9. the application in the medicine of the lactic-acid-bacterium of significant quantity enterotoxigenic Escherichia coli in preparation treatment pig, described bacterium comprises the expression vector of the Colicine V bacteriocin that produces sudden change, the aminoacid sequence of wherein said expression vector production shown in Figure of description 5D.

10. the application of claim 9, wherein said expression vector are the feed grade carriers.

11. the application of claim 10, wherein said feed grade carrier comprises bacteriocin immunity gene.

12. the application of claim 9, wherein said expression vector comprise the signal peptide that is suitable for expressing the gram negative bacterium element in the Gram-positive host.
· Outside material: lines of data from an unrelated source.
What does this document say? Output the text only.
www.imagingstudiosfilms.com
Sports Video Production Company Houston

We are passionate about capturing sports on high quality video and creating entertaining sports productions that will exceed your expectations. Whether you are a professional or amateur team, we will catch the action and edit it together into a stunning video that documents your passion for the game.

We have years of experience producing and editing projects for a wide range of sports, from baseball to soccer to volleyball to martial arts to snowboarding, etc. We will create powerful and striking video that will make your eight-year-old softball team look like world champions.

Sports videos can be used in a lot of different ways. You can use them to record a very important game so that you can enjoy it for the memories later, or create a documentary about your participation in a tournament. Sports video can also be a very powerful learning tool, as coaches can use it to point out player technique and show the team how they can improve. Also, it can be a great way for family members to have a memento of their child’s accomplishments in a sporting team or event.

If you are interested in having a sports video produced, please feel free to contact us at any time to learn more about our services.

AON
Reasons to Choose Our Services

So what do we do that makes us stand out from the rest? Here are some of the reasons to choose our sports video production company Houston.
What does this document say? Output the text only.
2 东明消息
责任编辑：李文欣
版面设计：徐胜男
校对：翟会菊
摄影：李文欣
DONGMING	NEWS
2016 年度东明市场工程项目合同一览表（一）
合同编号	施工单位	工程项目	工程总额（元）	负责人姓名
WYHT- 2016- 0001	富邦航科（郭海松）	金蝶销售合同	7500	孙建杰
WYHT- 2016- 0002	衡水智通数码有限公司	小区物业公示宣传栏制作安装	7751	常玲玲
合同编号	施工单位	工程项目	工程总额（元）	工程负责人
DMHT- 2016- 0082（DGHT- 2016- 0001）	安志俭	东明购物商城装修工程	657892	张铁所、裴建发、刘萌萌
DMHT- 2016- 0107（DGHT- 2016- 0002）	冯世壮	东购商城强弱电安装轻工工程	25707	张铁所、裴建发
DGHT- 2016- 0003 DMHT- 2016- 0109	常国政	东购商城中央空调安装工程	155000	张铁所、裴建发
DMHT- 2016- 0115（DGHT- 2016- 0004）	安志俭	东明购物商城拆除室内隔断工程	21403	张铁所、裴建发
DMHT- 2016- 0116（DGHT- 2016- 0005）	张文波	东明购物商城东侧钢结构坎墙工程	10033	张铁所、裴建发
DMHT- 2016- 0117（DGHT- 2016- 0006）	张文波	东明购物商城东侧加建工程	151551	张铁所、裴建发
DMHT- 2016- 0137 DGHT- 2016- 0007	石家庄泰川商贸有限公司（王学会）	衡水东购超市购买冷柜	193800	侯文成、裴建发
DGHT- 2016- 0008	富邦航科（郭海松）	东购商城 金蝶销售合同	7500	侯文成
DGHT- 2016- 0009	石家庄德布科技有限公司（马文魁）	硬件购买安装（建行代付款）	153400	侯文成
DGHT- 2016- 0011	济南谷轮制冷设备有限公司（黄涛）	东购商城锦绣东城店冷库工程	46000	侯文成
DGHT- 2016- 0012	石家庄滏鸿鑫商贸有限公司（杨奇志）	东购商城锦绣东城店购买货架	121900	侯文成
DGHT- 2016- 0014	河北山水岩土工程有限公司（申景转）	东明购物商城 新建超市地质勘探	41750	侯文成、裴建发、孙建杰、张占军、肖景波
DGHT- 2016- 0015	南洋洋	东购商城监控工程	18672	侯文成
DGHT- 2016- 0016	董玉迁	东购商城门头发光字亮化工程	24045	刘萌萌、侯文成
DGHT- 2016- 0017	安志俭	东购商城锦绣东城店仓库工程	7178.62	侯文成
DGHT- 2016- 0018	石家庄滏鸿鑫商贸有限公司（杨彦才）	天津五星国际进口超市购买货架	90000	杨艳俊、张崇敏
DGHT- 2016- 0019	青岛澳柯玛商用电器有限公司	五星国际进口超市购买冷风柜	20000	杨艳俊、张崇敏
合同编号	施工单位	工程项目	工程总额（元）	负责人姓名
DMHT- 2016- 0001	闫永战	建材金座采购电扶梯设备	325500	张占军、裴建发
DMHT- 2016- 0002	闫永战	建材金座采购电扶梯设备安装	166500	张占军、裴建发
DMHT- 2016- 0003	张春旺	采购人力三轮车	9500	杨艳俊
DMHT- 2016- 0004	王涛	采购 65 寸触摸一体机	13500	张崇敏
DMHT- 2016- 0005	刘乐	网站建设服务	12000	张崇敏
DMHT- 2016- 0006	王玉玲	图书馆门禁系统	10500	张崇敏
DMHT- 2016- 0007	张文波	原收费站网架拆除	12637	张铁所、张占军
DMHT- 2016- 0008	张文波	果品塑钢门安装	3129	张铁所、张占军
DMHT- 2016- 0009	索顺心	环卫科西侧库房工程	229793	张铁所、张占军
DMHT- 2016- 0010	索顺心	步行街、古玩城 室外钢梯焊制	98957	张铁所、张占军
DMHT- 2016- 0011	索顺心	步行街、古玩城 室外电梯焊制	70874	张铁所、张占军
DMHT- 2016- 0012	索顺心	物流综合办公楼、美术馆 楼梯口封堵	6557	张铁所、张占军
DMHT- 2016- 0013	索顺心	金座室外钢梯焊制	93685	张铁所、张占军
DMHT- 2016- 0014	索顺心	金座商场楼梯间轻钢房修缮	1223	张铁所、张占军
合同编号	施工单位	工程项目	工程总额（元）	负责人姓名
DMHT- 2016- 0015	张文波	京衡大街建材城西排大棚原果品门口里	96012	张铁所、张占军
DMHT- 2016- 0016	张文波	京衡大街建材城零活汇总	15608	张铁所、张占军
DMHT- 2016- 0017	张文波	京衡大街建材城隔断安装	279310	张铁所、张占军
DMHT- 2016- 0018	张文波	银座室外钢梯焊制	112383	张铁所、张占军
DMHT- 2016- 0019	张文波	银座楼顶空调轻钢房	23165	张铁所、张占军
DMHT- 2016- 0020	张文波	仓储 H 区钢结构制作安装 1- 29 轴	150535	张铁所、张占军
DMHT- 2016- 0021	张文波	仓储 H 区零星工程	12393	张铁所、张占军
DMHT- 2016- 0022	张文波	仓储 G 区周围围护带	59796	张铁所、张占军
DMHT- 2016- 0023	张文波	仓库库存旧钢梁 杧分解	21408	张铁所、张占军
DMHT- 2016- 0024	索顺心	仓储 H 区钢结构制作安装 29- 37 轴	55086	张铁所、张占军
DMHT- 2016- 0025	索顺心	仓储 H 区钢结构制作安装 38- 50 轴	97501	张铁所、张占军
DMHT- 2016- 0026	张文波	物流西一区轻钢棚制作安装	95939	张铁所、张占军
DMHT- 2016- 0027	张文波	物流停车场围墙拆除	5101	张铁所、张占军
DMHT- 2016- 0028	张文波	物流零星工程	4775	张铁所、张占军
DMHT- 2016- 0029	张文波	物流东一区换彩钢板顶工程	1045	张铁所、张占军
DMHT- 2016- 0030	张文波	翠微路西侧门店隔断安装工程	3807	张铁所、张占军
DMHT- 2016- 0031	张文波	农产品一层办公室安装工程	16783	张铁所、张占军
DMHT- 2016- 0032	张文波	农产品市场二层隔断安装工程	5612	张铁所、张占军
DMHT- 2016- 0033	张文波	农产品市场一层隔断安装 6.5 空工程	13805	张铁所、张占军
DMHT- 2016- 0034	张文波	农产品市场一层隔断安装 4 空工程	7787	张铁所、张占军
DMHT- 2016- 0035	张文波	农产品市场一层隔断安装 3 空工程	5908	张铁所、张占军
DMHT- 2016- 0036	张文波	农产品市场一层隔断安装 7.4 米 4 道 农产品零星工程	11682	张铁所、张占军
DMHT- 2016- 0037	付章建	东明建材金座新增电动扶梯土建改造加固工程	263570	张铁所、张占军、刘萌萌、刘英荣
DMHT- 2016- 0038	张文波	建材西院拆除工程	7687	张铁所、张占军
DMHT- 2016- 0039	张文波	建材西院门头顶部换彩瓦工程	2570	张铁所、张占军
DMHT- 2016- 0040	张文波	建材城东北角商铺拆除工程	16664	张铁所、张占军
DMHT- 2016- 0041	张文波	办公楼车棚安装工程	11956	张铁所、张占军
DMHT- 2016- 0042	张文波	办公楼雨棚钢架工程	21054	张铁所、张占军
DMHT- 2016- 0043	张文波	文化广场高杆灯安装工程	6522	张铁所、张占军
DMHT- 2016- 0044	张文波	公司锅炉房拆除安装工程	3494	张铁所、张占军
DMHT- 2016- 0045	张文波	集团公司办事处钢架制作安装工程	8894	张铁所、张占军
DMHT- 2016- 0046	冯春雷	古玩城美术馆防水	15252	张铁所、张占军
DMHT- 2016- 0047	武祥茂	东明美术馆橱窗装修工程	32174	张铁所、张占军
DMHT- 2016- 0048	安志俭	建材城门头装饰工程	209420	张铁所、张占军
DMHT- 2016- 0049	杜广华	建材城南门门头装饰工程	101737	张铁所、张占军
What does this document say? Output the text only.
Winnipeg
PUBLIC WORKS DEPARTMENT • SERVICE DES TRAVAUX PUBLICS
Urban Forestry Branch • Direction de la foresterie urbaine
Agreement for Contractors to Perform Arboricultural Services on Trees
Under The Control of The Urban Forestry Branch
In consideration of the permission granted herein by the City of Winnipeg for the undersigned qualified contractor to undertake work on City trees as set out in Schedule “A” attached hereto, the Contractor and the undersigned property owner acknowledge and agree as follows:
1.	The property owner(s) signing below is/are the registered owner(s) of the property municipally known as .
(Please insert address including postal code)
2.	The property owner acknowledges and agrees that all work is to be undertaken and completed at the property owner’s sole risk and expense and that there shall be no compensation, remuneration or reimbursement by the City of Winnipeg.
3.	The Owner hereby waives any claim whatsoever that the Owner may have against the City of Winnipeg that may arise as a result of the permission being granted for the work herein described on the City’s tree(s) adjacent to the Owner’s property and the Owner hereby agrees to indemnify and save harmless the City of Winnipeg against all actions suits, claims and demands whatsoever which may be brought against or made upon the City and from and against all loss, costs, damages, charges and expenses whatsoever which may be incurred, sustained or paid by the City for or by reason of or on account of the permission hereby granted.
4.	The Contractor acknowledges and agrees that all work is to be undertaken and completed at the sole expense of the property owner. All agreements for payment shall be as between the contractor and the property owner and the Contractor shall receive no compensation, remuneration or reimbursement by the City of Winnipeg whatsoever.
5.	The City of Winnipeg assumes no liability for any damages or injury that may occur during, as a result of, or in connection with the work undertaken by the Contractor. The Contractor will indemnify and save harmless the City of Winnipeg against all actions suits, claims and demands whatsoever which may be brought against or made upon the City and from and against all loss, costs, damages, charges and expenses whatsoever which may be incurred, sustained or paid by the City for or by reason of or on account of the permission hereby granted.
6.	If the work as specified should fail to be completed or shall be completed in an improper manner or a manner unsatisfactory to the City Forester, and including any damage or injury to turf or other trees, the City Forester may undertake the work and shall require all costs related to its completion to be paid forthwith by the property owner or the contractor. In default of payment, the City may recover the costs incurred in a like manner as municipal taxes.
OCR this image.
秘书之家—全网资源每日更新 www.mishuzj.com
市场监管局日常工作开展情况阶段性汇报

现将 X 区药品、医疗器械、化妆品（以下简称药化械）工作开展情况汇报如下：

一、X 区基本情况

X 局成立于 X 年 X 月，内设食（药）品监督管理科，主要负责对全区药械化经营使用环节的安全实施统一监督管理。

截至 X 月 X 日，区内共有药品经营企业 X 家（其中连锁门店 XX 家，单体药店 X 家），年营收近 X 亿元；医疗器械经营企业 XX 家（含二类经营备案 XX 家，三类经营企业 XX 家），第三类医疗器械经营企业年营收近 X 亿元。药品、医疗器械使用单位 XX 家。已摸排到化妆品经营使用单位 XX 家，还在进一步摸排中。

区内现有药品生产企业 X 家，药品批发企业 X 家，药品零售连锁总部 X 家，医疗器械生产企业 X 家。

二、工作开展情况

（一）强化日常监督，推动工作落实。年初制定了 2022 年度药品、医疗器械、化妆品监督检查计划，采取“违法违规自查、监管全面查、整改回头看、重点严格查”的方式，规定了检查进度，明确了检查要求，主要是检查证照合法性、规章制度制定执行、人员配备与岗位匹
13. the application of claim 10, wherein said expression vector comprise divergicin a-signal peptide.

14. the application of claim 10, it also comprises the lactic-acid-bacterium of Chinese People's Anti-Japanese Military and Political College's enterobacteria material that generation is not the Colicine V bacteriocin of sudden change.

15. the application of claim 14, wherein said Chinese People's Anti-Japanese Military and Political College enterobacteria material comprises Colicine V.

16. the application of claim 9, wherein said expression vector is selected from pCB110, pCB111, pCB15s, pCB19, pCB22 and pCB23M.